Akibat penanaman cara-cara berpikir linier yang demikian panjang dan sudah bertahun-tahun lamanya sejak dari jenjang pendidikan awal (TK/SD) hingga perguruan tinggi, maka pola-pola berpikir manusia Indonesia pada umumnya juga mengikuti atau mempunyai ciri-ciri yang linier seperti prosedural, kaku, sempit dan seragam. Tak terkecuali para pemangku kebijakan dibidang pendidikan di negeri ini masih kerap menganalisis masalah-masalah yang muncul dari sudut pandang cara berpikir linier tersebut. Sebagai contoh, ketika pendidikan tinggi masih dalam kementerian pendidikan dan kebudayaan (Kemendikbud) Direktorat Jenderal Pendidikan Tinggi (Dikti) pernah berwacana menyiapkan sistem penjaringan yang berbasis nilai rapor untuk masuk perguruan tinggi. Memahami bahwa nilai rapor setiap sekolah tidak sama standarnya maka Dikti menyiapkan rumus kuantitatif untuk menstandarisasi nilai-nilai rapor dari sekolah yang berbeda itu. Ini merupakan cara berpikir linier.

Cara berpikir linier dipengaruhi oleh paradigma pembelajaran ilmu eksakta dan alam yang mengutamakan pendekatan kuantitatif.  Padahal, jangankan antar daerah, di satu daerah saja standar nilai rapor di setiap sekolah bisa berbeda-beda. Namun pihak Dikti yakin mampu menstandarisasi nilai-nilai rapor dengan mengutak-atik nilai-nilai dengan rumus-rumus yang telah disiapkan. Formula yang diajukan Dikti ini terkesan menafikan masalah non kuantitatif atau yang bersifat kualitatif seperti fasilitas, sarana prasarana pendidikan, metodologi, kualitas guru, manajemen sekolah serta berbagai ketidak-seragaman lainnya yang biasa tampak di dunia pendidikan.

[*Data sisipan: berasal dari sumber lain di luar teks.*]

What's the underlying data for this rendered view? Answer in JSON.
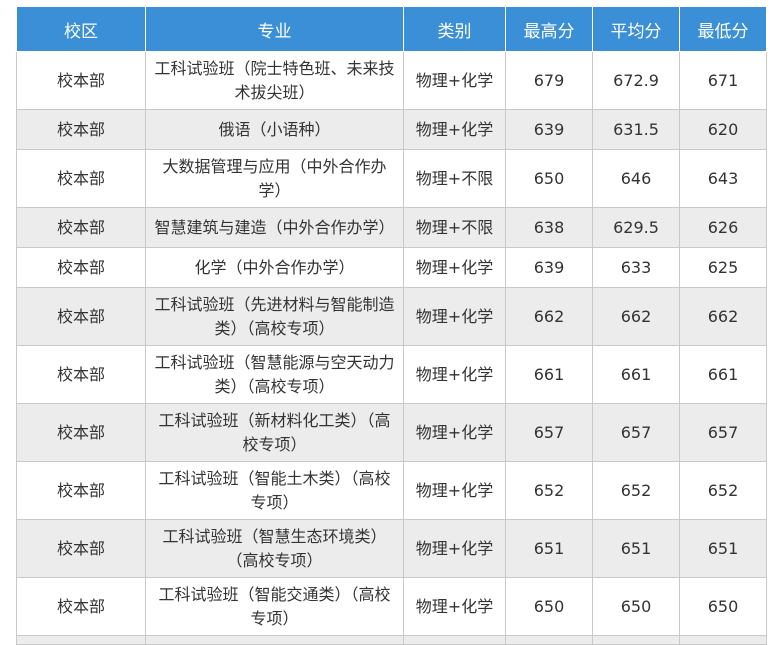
{
  "table": {
    "headers": [
      "校区",
      "专业",
      "类别",
      "最高分",
      "平均分",
      "最低分"
    ],
    "rows": [
      [
        "校本部",
        "工科试验班（院士特色班、未来技术拔尖班）",
        "物理+化学",
        "679",
        "672.9",
        "671"
      ],
      [
        "校本部",
        "俄语（小语种）",
        "物理+化学",
        "639",
        "631.5",
        "620"
      ],
      [
        "校本部",
        "大数据管理与应用（中外合作办学）",
        "物理+不限",
        "650",
        "646",
        "643"
      ],
      [
        "校本部",
        "智慧建筑与建造（中外合作办学）",
        "物理+不限",
        "638",
        "629.5",
        "626"
      ],
      [
        "校本部",
        "化学（中外合作办学）",
        "物理+化学",
        "639",
        "633",
        "625"
      ],
      [
        "校本部",
        "工科试验班（先进材料与智能制造类）（高校专项）",
        "物理+化学",
        "662",
        "662",
        "662"
      ],
      [
        "校本部",
        "工科试验班（智慧能源与空天动力类）（高校专项）",
        "物理+化学",
        "661",
        "661",
        "661"
      ],
      [
        "校本部",
        "工科试验班（新材料化工类）（高校专项）",
        "物理+化学",
        "657",
        "657",
        "657"
      ],
      [
        "校本部",
        "工科试验班（智能土木类）（高校专项）",
        "物理+化学",
        "652",
        "652",
        "652"
      ],
      [
        "校本部",
        "工科试验班（智慧生态环境类）（高校专项）",
        "物理+化学",
        "651",
        "651",
        "651"
      ],
      [
        "校本部",
        "工科试验班（智能交通类）（高校专项）",
        "物理+化学",
        "650",
        "650",
        "650"
      ]
    ]
  }
}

Fenomena di atas menggejala tidak hanya di dunia pendidikan tetapi juga dirasakan dan ditemukan pada komunitas sosial masyarakat dan organisasi lain termasuk organisasi pemerintah yang kerap dikeluhkan publik. Berbagai persoalan yang dihadapi organisasi pemerintah misalnya di Kementerian Agama dari waktu ke waktu kian kompleks dan tak kunjung terurai secara baik untuk ditangani dan diatasi dengan hasil signifikan. Organisasi pembawa spirit keagamaan itu malah tak mampu menjadi contoh yang patut untuk ditiru oleh organisasi lain. Terdapat kesenjangan antara spirit keagamaan yang diemban dan prakteknya.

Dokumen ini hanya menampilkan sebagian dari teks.